Prime Durban beachfront real estate stands empty, as buildings crumble and refuse piles up

This story was pulished on page 4 of the Sunday Tribune, on Janury 23, 2011.

VALUABLE LAND IS WASTED

MATTHEW SAVIDES

DURBAN ratepayers will have to wait a few months longer before they know the fate of the prime Natal Command site on Durban’s beachfront.

Filmmaker Anant Singh is appealing against the Pietermaritzburg High Court decision to overturn the sale of the property to his Videovision Entertainment in 2003, it was confirmed last week. The appeal will delay the development of the prime property, 21ha of land just a four-lane road and a parking lot away from the beachfront.

The site is across the road from Suncoast Casino and near the Moses Mabhida Stadium. Yet it has gone undeveloped for the better part of a decade and the buildings are deteriorating, the grass is overgrown and rubbish is piling up. This is likely to continue after Videovision confirmed it would appeal against the ruling in October that the eThekwini municipality’s 2003 sale of the land for R15 million was not “even-handed”. The sale was challenged in court by businessman Haramchand “Sunny” Gayadin. Singh planned to develop a R700m film studio on the land.

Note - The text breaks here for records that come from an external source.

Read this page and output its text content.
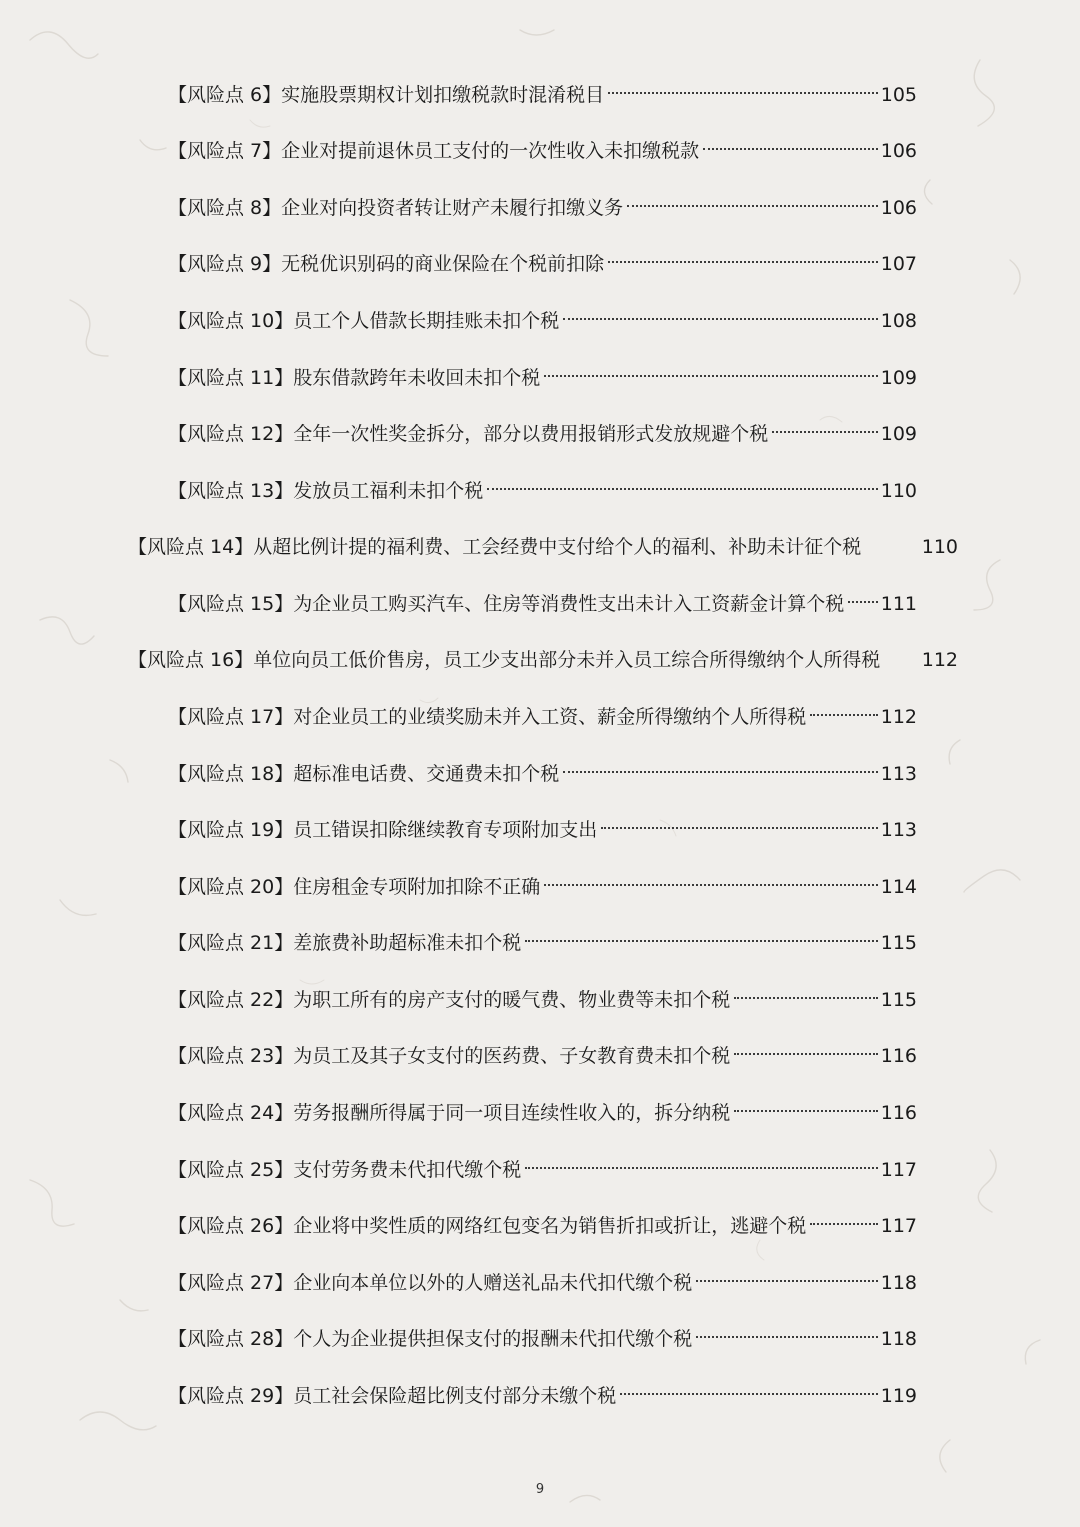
【风险点 6】实施股票期权计划扣缴税款时混淆税目	105
【风险点 7】企业对提前退休员工支付的一次性收入未扣缴税款	106
【风险点 8】企业对向投资者转让财产未履行扣缴义务	106
【风险点 9】无税优识别码的商业保险在个税前扣除	107
【风险点 10】员工个人借款长期挂账未扣个税	108
【风险点 11】股东借款跨年未收回未扣个税	109
【风险点 12】全年一次性奖金拆分，部分以费用报销形式发放规避个税	109
【风险点 13】发放员工福利未扣个税	110
【风险点 14】从超比例计提的福利费、工会经费中支付给个人的福利、补助未计征个税	110
【风险点 15】为企业员工购买汽车、住房等消费性支出未计入工资薪金计算个税 111
【风险点 16】单位向员工低价售房，员工少支出部分未并入员工综合所得缴纳个人所得税 112
【风险点 17】对企业员工的业绩奖励未并入工资、薪金所得缴纳个人所得税	112
【风险点 18】超标准电话费、交通费未扣个税	113
【风险点 19】员工错误扣除继续教育专项附加支出	113
【风险点 20】住房租金专项附加扣除不正确	114
【风险点 21】差旅费补助超标准未扣个税	115
【风险点 22】为职工所有的房产支付的暖气费、物业费等未扣个税	115
【风险点 23】为员工及其子女支付的医药费、子女教育费未扣个税	116
【风险点 24】劳务报酬所得属于同一项目连续性收入的，拆分纳税	116
【风险点 25】支付劳务费未代扣代缴个税	117
【风险点 26】企业将中奖性质的网络红包变名为销售折扣或折让，逃避个税	117
【风险点 27】企业向本单位以外的人赠送礼品未代扣代缴个税	118
【风险点 28】个人为企业提供担保支付的报酬未代扣代缴个税	118
【风险点 29】员工社会保险超比例支付部分未缴个税	119
9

Spokesman Nilesh Singh told the Tribune the company had lodged appeal papers before the deadline. He would not clarify this by the time of going to press.

Deputy Mayor Logie Naidoo, who chairs the city’s economic development committee, said: “I understand Anant Singh is taking this on appeal. In that respect, again we can’t make any decision on the land while the matter is in the courts.”

He said the city needed to review the tender process that led to the sale to Singh and carefully consider what would be developed there. A film studio was still a possibility, but he said sportsrelated developments needed to be considered because the site was near Moses Mabhida Stadium.

“We have a vision for the site’s future, but the delays have set us back,” he said.

Refuge in the foreground, with the deteriorating buildings in the background

When the Tribune visited lastweek, the only visible security was a guard at the front. The buildings had clearly deteriorated, with entire roofs missing and doors and windows broken. Grass was overgrown and debris, including tractor tyres and old electricity poles, were scattered about. Vagrants seemed to be using some buildings.

It has been nearly four months since the court ruling and ratepayers are still no closer to knowing how the site will be used.

The property has been conservatively valued based on a comparative R2m a hectare for the Point development.

Municipal manager Michael Sutcliffe would only say of the site’s future: “We will report to council when ready, not through the media.”

Opposition parties have been critical of the silence on the future of the property.

DA caucus leader Tex Collins said, “The sale of the Natal Command site should not have gone through in the first place. Since it has taken so long for the municipality to resolve the issue since the judgment, it suggests they don’t know what to do.

“This is arguably the most valuable piece of real estate on the Golden Mile and it’s just standing there doing nothing. It could be a huge long-term investment for the city.

The Natal Command site from the top of the Blue Waters Hotel

“We are allowing an extremely valuable asset to deteriorate. It’s just sitting there and wasting away. The city should have started doing something by now,” he said.

Minority Front caucus leader Patrick Pillay also expressed concern.

“Four months is a long time. The city seems to be getting into a habit of dragging its feet on important matters like this. A report should have come to the executive committee for discussion with all parties.

“Procrastination of this nature doesn’t bode well for ratepayers. The land could bring in large amounts for ratepayers,” he said.

Lilian Develing of the Combined Ratepayers’ Association of Durban said a decision on the future of the site was needed as soon as possible.

“This could be a huge money-spinner. There is the income from the purchase and then, of course, the money that will come in from rates. I’m sure there are entrepreneurs willing to jump at the opportunity to do something there.”